From Geoff Boucher, Hero Complex, LA Times

“Quaritch is number-orientated, he’s very squared away and there’s nothing raggedy about him at all,” said Lang, who has a history of playing military men on-screen. “He is in a constant state of code red.”…Watching Lang’s Quaritch serenely sip his coffee during the slaughter of an alien tribe in “Avatar” suggests that he orders off the same commando breakfast menu.

Lang has been “chameleonic” in his film career, as director Cameron puts it, and in a way that has given him a certain measure of anonymity with moviegoers. Whether the role was Ike Clanton in “Tombstone,” Harry Black in “Last Exit to Brooklyn” or a Civil War icon (he played Gen. “Stonewall” Jackson in “Gods and Generals” and Maj. Gen. George E. Pickett in “Gettysburg”), Lang is more of an actor than a movie star.

For “Public Enemies,” Lang said the settings became characters.
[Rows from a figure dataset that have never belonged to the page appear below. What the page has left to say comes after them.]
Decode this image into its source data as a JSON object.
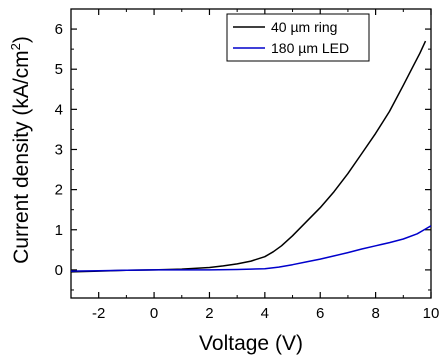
{
  "chart_data": {
    "type": "line",
    "xlabel": "Voltage (V)",
    "ylabel": "Current density (kA/cm",
    "ylabel_superscript": "2",
    "ylabel_suffix": ")",
    "xlim": [
      -3,
      10
    ],
    "ylim": [
      -0.7,
      6.5
    ],
    "xticks": [
      -2,
      0,
      2,
      4,
      6,
      8,
      10
    ],
    "yticks": [
      0,
      1,
      2,
      3,
      4,
      5,
      6
    ],
    "grid": false,
    "legend_position": "top-right",
    "series": [
      {
        "name": "40 µm ring",
        "color": "#000000",
        "x": [
          -3,
          -2,
          -1,
          0,
          1,
          2,
          2.5,
          3,
          3.5,
          4,
          4.3,
          4.6,
          5,
          5.5,
          6,
          6.5,
          7,
          7.5,
          8,
          8.5,
          9,
          9.3,
          9.6,
          9.8
        ],
        "y": [
          -0.05,
          -0.03,
          -0.01,
          0.0,
          0.02,
          0.06,
          0.1,
          0.15,
          0.22,
          0.33,
          0.45,
          0.6,
          0.85,
          1.2,
          1.55,
          1.95,
          2.4,
          2.9,
          3.4,
          3.95,
          4.6,
          5.0,
          5.4,
          5.7
        ]
      },
      {
        "name": "180 µm LED",
        "color": "#0000cc",
        "x": [
          -3,
          -2,
          -1,
          0,
          1,
          2,
          3,
          3.5,
          4,
          4.5,
          5,
          5.5,
          6,
          6.5,
          7,
          7.5,
          8,
          8.5,
          9,
          9.5,
          9.8,
          10
        ],
        "y": [
          -0.03,
          -0.02,
          -0.01,
          0.0,
          0.0,
          0.0,
          0.01,
          0.02,
          0.03,
          0.07,
          0.13,
          0.2,
          0.27,
          0.35,
          0.43,
          0.52,
          0.6,
          0.68,
          0.77,
          0.9,
          1.02,
          1.1
        ]
      }
    ]
  }
}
The movie was filmed, in many instances, on the same sites where the gangsters and G-men squared off and wrote American crime history in bullet holes and blood splatters.

“We were in places where the history happened on ‘Public Enemies.’ I shot Johnny down on the same spot where the real John Dillinger was shot. Did that contribute to the performance? I suspect so. ”

actor stephen lang in the film public enemies

That was a very different exercise, he said, than “Avatar,” which on many days was filmed in blank-walled rooms where unseen digital jungles would be added later.

Cameron said he had been watching Lang for quite a while. He took note of Lang’s lead performance in the 1986 crime film “Band of the Hand” and considered him for one of the military-man roles in “Aliens,” released that same year.

For Avatar, Lang secured the role of Quaritch during an audition where he pounced on the startled production assistant who was reading opposite of him. “He grabbed him by the head,” Cameron said, “and he pretty much got the job right there.”

The actor said working with [James]  Cameron was demanding and invigorating.

“Jim is extremely focused and quite ferocious in pursuit of what we’re doing. He’s also a hell of a lot of fun to work with and has a good humor about him. He demands a tremendous amount not by saying, ‘This is what I demand of you,’ but by his own intensity and preparation. With Jim Cameron, you are challenged and supported and that’s a pretty great combination.”

Asked why he specializes in the roles of rigid men in harm’s way, Lang pondered the question but couldn’t come up with an answer that satisfied him. He pointed out, though, that despite the aura of discipline and chain of command, the military men he has played all tended to break the rules — or perhaps write new ones.

“They were mavericks,” Lang said of his own character corps. “They didn’t tend to do things by the book. They took it a place of the unexpected and the extreme. These are the guys who go outside and that go, as they say, above and beyond, the ones that do what cannot be done. The ones we go back to over and over again — Guadalcanal or the madness of Pickett’s charge. These are things that if you took a truly aerial view of, you would gasp and say, What were they thinking?’”

“It’s fine with me,” said Lang, who pointed to his extensive background in theater as the perfect preparation for modern blockbuster-making. “But when you’re in a performance-capture setting or green screen, you’re getting back to the real basic stuff of acting. You don’t have a lot of things presented to you in a rehearsal room, either. In a rehearsal room your real resource as an actor aren’t the things around you; your resources are your imagination and your director and the other actors. In those close quarters your imagination and your skills are what you turn to.”